These variables are to be used for the top level configuration template that are shared by all the scenarios
See the description and default values below
The following environment variables can be set on the host running the container to tweak the scenario/faults being injected:
ex.)
export <parameter_name>=<value>
Parameter | Description | Default |
---|---|---|
CERBERUS_ENABLED | Set this to true if cerberus is running and monitoring the cluster | False |
CERBERUS_URL | URL to poll for the go/no-go signal | http://0.0.0.0:8080 |
WAIT_DURATION | Duration in seconds to wait between each chaos scenario | 60 |
ITERATIONS | Number of times to execute the scenarios | 1 |
DAEMON_MODE | Iterations are set to infinity which means that the kraken will cause chaos forever | False |
PUBLISH_KRAKEN_STATUS | If you want | True |
SIGNAL_ADDRESS | Address to print kraken status to | 0.0.0.0 |
PORT | Port to print kraken status to | 8081 |
SIGNAL_STATE | Waits for the RUN signal when set to PAUSE before running the scenarios, refer docs for more details | RUN |
DEPLOY_DASHBOARDS | Deploys mutable grafana loaded with dashboards visualizing performance metrics pulled from in-cluster prometheus.

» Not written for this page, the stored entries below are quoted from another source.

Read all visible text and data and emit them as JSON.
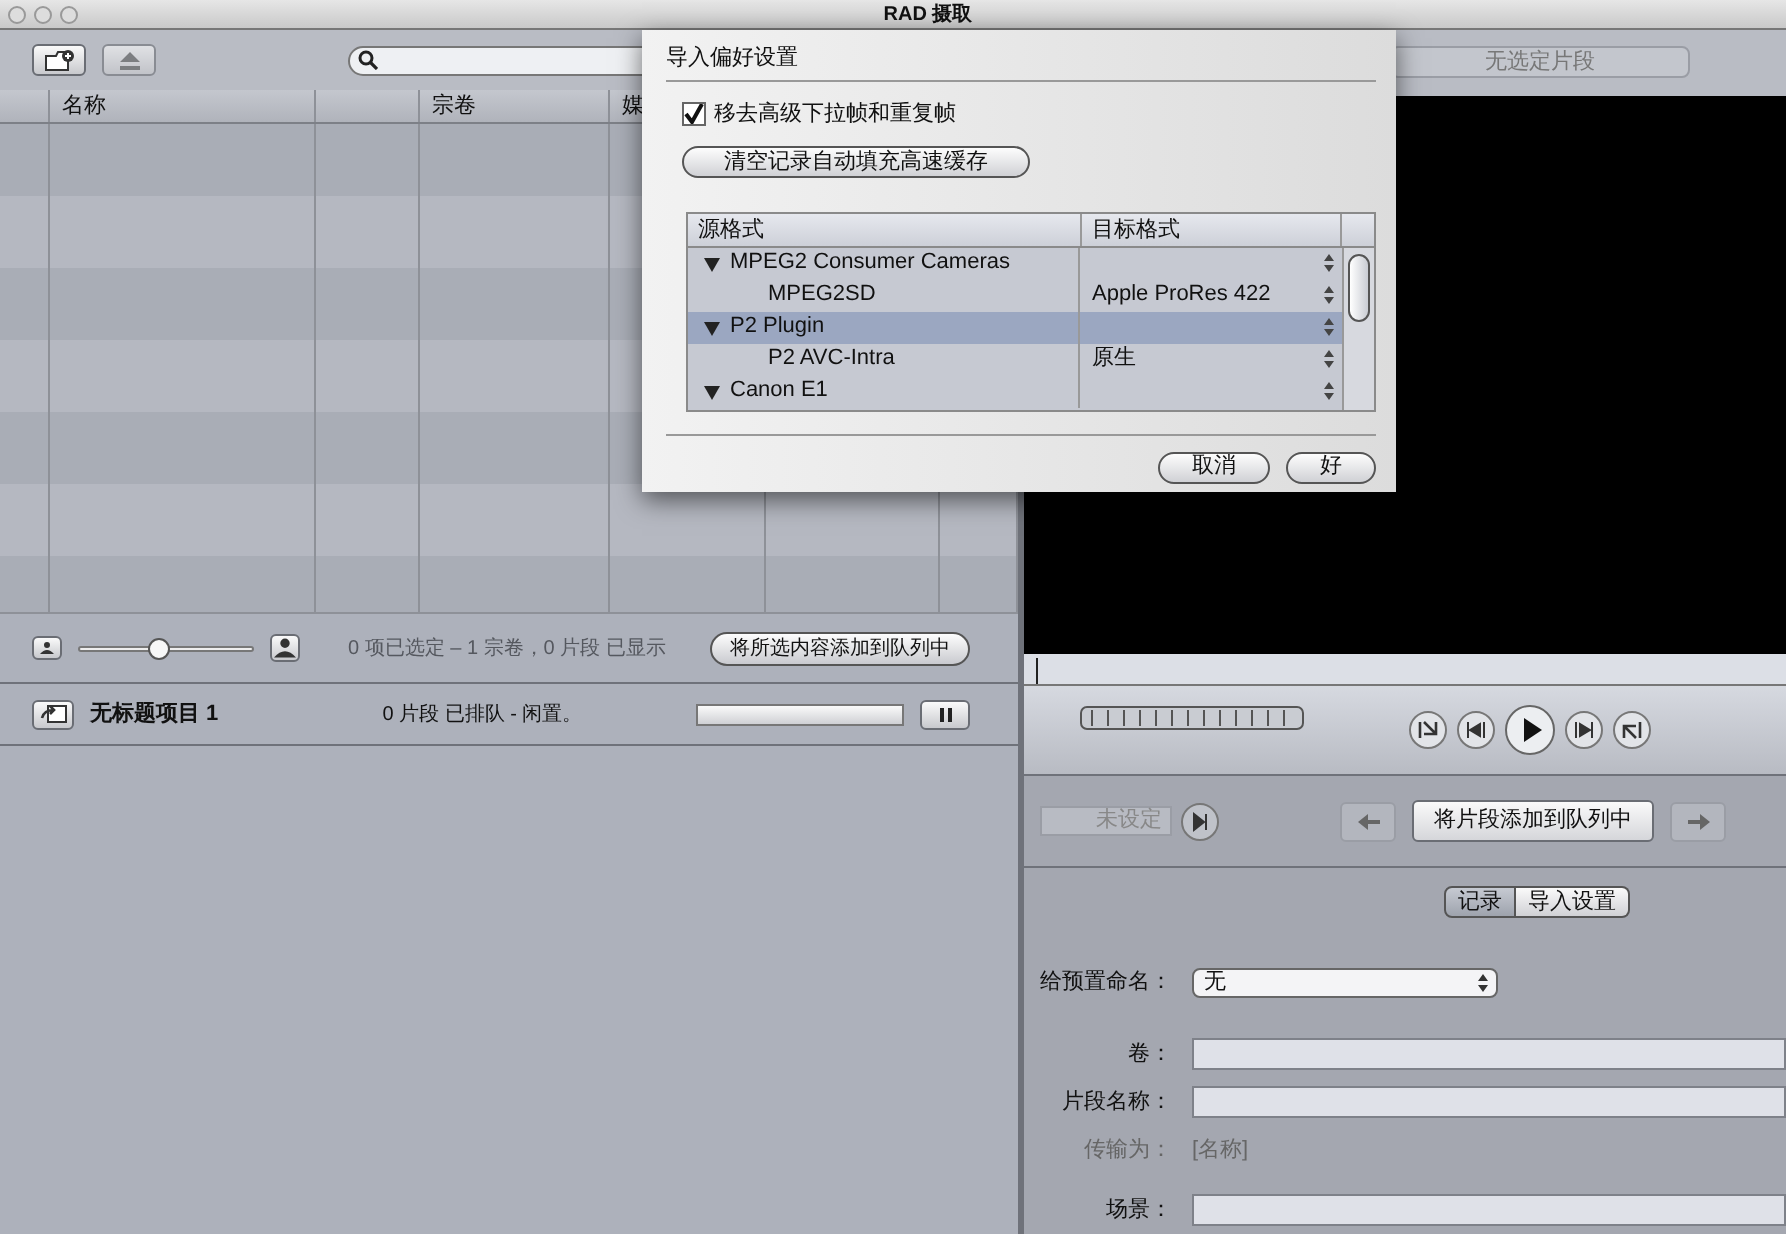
{
  "window": {
    "title": "RAD 摄取"
  },
  "clip_table": {
    "columns": [
      {
        "label": "名称"
      },
      {
        "label": "宗卷"
      },
      {
        "label": "媒"
      }
    ]
  },
  "browser_footer": {
    "thumbnail_slider": {
      "level": 0.45
    },
    "status": "0 项已选定 – 1 宗卷，0 片段 已显示",
    "add_button": "将所选内容添加到队列中"
  },
  "project_bar": {
    "name": "无标题项目 1",
    "status": "0 片段 已排队 - 闲置。",
    "progress": {
      "level": 0
    }
  },
  "viewer": {
    "clip_field": {
      "placeholder": "无选定片段"
    }
  },
  "mark_in": {
    "placeholder": "未设定"
  },
  "queue_button": "将片段添加到队列中",
  "tabs": [
    {
      "label": "记录",
      "selected": true
    },
    {
      "label": "导入设置",
      "selected": false
    }
  ],
  "form": {
    "fields": [
      {
        "label": "给预置命名：",
        "kind": "select",
        "value": "无"
      },
      {
        "label": "卷：",
        "kind": "input"
      },
      {
        "label": "片段名称：",
        "kind": "input"
      },
      {
        "label": "传输为：",
        "kind": "static",
        "value": "[名称]"
      },
      {
        "label": "场景：",
        "kind": "input"
      }
    ]
  },
  "dialog": {
    "title": "导入偏好设置",
    "checkbox": {
      "label": "移去高级下拉帧和重复帧",
      "checked": true
    },
    "clear_button": "清空记录自动填充高速缓存",
    "table": {
      "columns": [
        "源格式",
        "目标格式"
      ],
      "rows": [
        {
          "source": "MPEG2 Consumer Cameras",
          "expanded": true,
          "selected": false,
          "children": [
            {
              "source": "MPEG2SD",
              "target": "Apple ProRes 422",
              "selected": false
            }
          ]
        },
        {
          "source": "P2 Plugin",
          "expanded": true,
          "selected": true,
          "children": [
            {
              "source": "P2 AVC-Intra",
              "target": "原生",
              "selected": false
            }
          ]
        },
        {
          "source": "Canon E1",
          "expanded": true,
          "selected": false,
          "children": []
        }
      ]
    },
    "buttons": [
      "取消",
      "好"
    ]
  }
}
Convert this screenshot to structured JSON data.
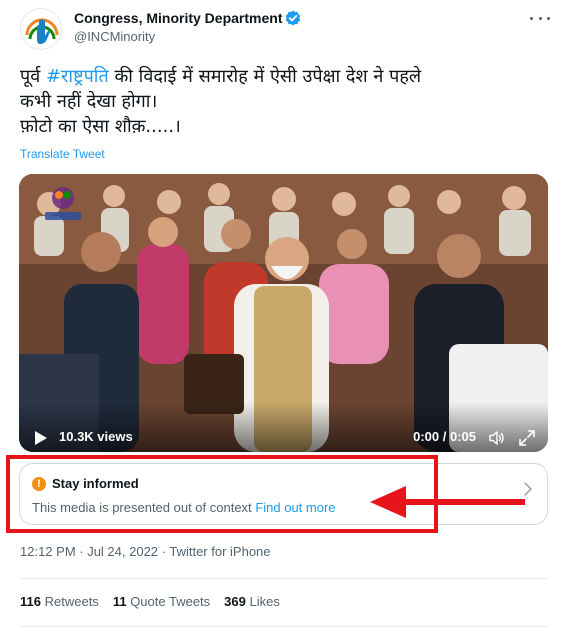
{
  "account": {
    "display_name": "Congress, Minority Department",
    "handle": "@INCMinority",
    "avatar_icon": "congress-hand-logo",
    "verified_icon": "verified-badge-icon"
  },
  "tweet": {
    "line1_prefix": "पूर्व ",
    "hashtag": "#राष्ट्रपति",
    "line1_suffix": " की विदाई में समारोह में ऐसी उपेक्षा  देश ने पहले",
    "line2": "कभी नहीं देखा होगा।",
    "line3": "फ़ोटो का ऐसा शौक़.....।",
    "translate_label": "Translate Tweet"
  },
  "video": {
    "views": "10.3K views",
    "time": "0:00 / 0:05",
    "play_icon": "play-icon",
    "volume_icon": "volume-icon",
    "fullscreen_icon": "fullscreen-icon"
  },
  "notice": {
    "title": "Stay informed",
    "body": "This media is presented out of context",
    "link": "Find out more",
    "icon": "warning-icon"
  },
  "meta": {
    "timestamp": "12:12 PM · Jul 24, 2022 · Twitter for iPhone"
  },
  "stats": {
    "retweets_count": "116",
    "retweets_label": "Retweets",
    "quotes_count": "11",
    "quotes_label": "Quote Tweets",
    "likes_count": "369",
    "likes_label": "Likes"
  },
  "colors": {
    "accent": "#1d9bf0",
    "highlight": "#e8141c",
    "warning": "#f4900c"
  }
}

The dashboard will be exposed as a route. | False |
CAPTURE_METRICS | Captures metrics as specified in the profile from in-cluster prometheus. Default metrics captures are listed [here] (https://github.com/redhat-chaos/krkn/blob/master/config/metrics-aggregated.yaml) | False |
ENABLE_ALERTS | Evaluates expressions from in-cluster prometheus and exits 0 or 1 based on the severity set. Default profile. More details can be found here | False |
ALERTS_PATH | Path to the alerts file to use when ENABLE_ALERTS is set | config/alerts |
CHECK_CRITICAL_ALERTS | When enabled will check prometheus for critical alerts firing post chaos | False |
TELEMETRY_ENABLED | Enable/disables the telemetry collection feature | False |
TELEMETRY_API_URL | telemetry service endpoint | https://ulnmf9xv7j.execute-api.us-west-2.amazonaws.com/production |
TELEMETRY_USERNAME | telemetry service username | redhat-chaos |
TELEMETRY_PASSWORD | No default | |
TELEMETRY_PROMETHEUS_BACKUP | enables/disables prometheus data collection | True |
TELEMTRY_FULL_PROMETHEUS_BACKUP | if is set to False only the /prometheus/wal folder will be downloaded | False |
TELEMETRY_BACKUP_THREADS | number of telemetry download/upload threads | 5 |
TELEMETRY_ARCHIVE_PATH | local path where the archive files will be temporarly stored | /tmp |
TELEMETRY_MAX_RETRIES | maximum number of upload retries (if 0 will retry forever) | 0 |
TELEMETRY_RUN_TAG | if set, this will be appended to the run folder in the bucket (useful to group the runs | chaos |
TELEMETRY_GROUP | if set will archive the telemetry in the S3 bucket on a folder named after the value | default |
TELEMETRY_ARCHIVE_SIZE | the size of the prometheus data archive size in KB. The lower the size of archive is | 1000 |
TELEMETRY_LOGS_BACKUP | Logs backup to s3 | False |
TELEMETRY_FILTER_PATTER | Filter logs based on certain time stamp patterns | ["(\w{3}\s\d{1,2}\s\d{2}:\d{2}:\d{2}\.\d+).+","kinit (\d+/\d+/\d+\s\d{2}:\d{2}:\d{2})\s+","(\d{4}-\d{2}-\d{2}T\d{2}:\d{2}:\d{2}\.\d+Z).+"] |
TELEMETRY_CLI_PATH | OC Cli path, if not specified will be search in $PATH | blank |
ELASTIC_SERVER | Be able to track telemtry data in elasticsearch, this is the url of the elasticsearch data storage | blank |
ELASTIC_INDEX | Elastic search index pattern to post results to | blank |
NOTE: For setting the TELEMETRY_ARCHIVE_SIZE,the higher the number of archive files will be produced and uploaded (and processed by backup_thread simultaneously).For unstable/slow connection is better to keep this value low increasing the number of backup_threads, in this way, on upload failure, the retry will happen only on the failed chunk without affecting the whole upload.